L’échographie est très utile: épaississement de la hyaloïde antérieure, poches hypoéchogènes dans le vitré correspondant aux accumulations d’humeur aqueuse, déplacement antérieur du cristallin [2].
La gonioscopie confirme un angle anatomiquement ouvert, ce qui aide au diagnostic différentiel avec les glaucomes à angle fermé primaires, très rares chez le chat.


Traitement

Le traitement médical vise à diminuer la production d’humeur aqueuse et à réduire la pression vitréenne, mais ses résultats sont souvent non satisfaisants: seuls 18 yeux sur 34 ont été contrôlés sous traitement topique dans une série [2].
Les inhibiteurs de l’anhydrase carbonique (dorzolamide, brinzolamide) sont les plus efficaces. Les bêta-bloquants améliorent parfois la situation mais ne suffisent pas seuls. Les parasympathomimétiques présentent des effets secondaires notables avec une efficacité inconstante.
Un traitement plus récent, l’agoniste sélectif EP2 (omidenepag isopropyl), a permis dans un cas d’AHMS réfractaire de maintenir une PIO normale et une vision stable sur 245 jours, après échec des traitements conventionnels [3]. Cela en fait une option intéressante dans les formes persistantes malgré un coût élevé et un approvisionnement délicat.
Lorsque la pression n’est plus contrôlée médicalement, le traitement chirurgical devient la meilleure option : phacoémulsification associée à une capsulotomie postérieure, une vitrectomie antérieure et parfois une endocyclophotocoagulation. Dans la série d’Atkins, 7 yeux sur 9 sont restés normotendus les 6 premiers mois, et tous les chats étaient voyants à 1 an [1].


Pronostic

Non traité, l’AHMS évolue inexorablement vers la cécité glaucomateuse : dans la série rétrospective, 12 chats étaient déjà aveugles au diagnostic [2].
Le pronostic dépend de l’intégrité du nerf optique au moment de la prise en charge. Le traitement médical permet une stabilisation partielle dans environ la moitié des cas, tandis que la chirurgie offre les meilleures chances de maintien visuel durable [1].
Le contrôle précoce de l’inflammation, la surveillance rapprochée des pressions et l’intervention chirurgicale au bon moment sont déterminants pour éviter une perte visuelle définitive.


Références

  1. Atkins R.M. et al. Surgical outcome of cats treated for aqueous humor misdirection syndrome: a case series. Vet Ophthalmol, 2016.

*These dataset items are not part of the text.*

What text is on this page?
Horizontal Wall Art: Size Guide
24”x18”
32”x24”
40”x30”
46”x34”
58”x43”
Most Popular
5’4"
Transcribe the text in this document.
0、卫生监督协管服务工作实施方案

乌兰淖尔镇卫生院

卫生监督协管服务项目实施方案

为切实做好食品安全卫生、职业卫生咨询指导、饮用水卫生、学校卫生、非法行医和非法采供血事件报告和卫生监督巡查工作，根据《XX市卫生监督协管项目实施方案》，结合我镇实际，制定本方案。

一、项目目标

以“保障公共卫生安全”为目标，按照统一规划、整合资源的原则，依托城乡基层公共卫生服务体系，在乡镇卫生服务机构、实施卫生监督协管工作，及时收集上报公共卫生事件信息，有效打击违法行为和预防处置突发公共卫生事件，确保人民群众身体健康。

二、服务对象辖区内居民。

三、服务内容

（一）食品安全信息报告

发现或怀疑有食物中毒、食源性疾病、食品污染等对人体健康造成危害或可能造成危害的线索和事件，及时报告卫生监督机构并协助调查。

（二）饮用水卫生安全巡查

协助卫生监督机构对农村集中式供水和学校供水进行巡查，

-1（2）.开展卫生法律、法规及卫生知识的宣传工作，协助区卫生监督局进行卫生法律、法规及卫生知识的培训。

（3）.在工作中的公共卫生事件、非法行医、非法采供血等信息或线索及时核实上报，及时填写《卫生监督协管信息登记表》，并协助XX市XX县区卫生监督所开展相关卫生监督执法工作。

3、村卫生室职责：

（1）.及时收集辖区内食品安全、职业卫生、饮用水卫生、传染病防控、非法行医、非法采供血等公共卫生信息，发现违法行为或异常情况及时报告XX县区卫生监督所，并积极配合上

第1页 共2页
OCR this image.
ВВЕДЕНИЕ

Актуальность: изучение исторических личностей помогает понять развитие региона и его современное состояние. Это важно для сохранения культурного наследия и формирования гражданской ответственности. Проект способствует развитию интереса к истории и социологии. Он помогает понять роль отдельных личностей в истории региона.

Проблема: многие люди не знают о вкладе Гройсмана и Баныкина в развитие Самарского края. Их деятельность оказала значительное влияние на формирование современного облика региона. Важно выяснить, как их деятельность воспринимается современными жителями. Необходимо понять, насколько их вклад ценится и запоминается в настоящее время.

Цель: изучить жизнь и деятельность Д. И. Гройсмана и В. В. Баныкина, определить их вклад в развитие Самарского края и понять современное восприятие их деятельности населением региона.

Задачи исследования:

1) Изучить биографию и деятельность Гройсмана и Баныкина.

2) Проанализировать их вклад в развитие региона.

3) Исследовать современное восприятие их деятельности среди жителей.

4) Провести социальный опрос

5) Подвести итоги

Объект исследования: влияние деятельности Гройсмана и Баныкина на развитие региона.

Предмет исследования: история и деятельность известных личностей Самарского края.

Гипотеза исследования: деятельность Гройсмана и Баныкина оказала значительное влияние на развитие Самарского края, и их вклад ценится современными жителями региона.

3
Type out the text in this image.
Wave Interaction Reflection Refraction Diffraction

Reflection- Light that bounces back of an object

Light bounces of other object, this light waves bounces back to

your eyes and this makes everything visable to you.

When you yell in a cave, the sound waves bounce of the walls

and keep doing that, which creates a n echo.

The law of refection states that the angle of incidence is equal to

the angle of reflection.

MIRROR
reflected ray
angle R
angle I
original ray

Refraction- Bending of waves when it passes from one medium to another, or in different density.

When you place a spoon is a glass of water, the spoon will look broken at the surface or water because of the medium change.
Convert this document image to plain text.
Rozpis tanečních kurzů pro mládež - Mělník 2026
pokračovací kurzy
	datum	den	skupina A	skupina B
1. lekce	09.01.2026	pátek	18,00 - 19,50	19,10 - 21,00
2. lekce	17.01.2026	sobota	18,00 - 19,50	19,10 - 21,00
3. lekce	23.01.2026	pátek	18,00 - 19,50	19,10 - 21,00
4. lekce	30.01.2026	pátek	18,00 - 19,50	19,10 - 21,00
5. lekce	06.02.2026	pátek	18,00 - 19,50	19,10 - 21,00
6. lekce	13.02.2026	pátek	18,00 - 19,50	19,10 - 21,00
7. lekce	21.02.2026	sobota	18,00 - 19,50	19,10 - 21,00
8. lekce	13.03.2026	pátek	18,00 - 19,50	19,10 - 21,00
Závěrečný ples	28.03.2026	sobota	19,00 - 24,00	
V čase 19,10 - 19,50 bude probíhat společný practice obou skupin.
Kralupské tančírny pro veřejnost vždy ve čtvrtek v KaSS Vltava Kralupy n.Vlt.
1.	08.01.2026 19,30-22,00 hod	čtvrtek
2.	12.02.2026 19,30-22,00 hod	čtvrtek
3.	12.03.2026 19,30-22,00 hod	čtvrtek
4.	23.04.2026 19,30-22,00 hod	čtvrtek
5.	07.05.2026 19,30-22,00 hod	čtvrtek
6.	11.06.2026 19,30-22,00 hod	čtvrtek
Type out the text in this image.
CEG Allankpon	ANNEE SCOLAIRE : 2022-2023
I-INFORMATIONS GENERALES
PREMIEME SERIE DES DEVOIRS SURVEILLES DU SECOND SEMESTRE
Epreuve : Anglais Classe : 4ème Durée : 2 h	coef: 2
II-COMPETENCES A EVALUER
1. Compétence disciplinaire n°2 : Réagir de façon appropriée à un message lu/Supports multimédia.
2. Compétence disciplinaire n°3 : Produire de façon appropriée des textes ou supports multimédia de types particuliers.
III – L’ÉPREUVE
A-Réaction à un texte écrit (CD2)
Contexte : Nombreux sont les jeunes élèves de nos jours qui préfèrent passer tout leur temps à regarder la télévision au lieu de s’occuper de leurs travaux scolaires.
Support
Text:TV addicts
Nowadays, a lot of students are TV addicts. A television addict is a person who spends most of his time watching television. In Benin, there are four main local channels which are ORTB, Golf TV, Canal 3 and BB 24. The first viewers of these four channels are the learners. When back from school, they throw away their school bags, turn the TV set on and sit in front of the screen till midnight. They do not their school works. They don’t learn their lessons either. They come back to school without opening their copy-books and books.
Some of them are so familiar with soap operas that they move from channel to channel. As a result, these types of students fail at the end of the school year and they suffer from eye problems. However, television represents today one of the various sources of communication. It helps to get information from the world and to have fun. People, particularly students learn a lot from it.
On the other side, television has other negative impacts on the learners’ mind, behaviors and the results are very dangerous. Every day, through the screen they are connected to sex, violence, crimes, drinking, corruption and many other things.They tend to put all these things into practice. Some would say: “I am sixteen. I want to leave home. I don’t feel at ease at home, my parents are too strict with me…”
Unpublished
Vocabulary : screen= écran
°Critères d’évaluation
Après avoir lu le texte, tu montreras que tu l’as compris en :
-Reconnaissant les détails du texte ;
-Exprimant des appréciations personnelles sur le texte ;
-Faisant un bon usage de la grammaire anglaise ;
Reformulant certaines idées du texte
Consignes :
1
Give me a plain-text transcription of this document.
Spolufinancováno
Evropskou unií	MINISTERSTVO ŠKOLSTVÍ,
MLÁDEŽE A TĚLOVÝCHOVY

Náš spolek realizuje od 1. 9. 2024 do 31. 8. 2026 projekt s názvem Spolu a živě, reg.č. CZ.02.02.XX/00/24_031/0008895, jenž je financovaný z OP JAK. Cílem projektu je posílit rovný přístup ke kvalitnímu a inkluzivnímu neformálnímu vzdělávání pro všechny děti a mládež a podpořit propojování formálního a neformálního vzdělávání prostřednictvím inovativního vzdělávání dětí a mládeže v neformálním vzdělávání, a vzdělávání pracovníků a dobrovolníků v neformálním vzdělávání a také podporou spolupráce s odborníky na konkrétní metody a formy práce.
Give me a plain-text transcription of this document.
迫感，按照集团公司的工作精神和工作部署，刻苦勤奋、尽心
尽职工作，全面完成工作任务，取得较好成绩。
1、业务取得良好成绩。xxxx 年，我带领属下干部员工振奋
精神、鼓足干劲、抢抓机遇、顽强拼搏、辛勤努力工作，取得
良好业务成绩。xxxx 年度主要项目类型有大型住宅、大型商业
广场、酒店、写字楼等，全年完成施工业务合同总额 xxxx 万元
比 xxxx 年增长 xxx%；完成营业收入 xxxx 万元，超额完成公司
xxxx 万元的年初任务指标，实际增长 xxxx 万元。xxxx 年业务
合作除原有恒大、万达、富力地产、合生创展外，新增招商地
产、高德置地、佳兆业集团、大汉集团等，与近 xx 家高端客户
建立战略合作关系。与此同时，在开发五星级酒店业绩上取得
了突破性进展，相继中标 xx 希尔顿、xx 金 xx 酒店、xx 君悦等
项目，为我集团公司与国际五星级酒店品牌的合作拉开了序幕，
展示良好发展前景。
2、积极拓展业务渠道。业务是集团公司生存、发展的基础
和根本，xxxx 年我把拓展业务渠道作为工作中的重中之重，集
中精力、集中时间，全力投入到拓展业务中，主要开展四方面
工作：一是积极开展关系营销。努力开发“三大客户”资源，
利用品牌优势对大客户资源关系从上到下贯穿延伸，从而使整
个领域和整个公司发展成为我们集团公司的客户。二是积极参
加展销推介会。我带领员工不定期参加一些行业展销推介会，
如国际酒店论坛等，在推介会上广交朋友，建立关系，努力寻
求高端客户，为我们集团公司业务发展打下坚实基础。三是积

    Veterinary Ophthalmology – 2016…

  2. Czederpiltz J.M.C. et al. Putative aqueous humor misdirection syndrome as a cause of glaucoma in cats: 32 cases (1997–2003). JAVMA, 2005.

    javma-javma.2005.227.1434

  3. Ahn J. & Jeong D. Clinical efficacy of a topical selective EP2 agonist in feline glaucoma unresponsive to conventional therapy. Vet Ophthalmol, 2025. (inclut un cas d’AHMS)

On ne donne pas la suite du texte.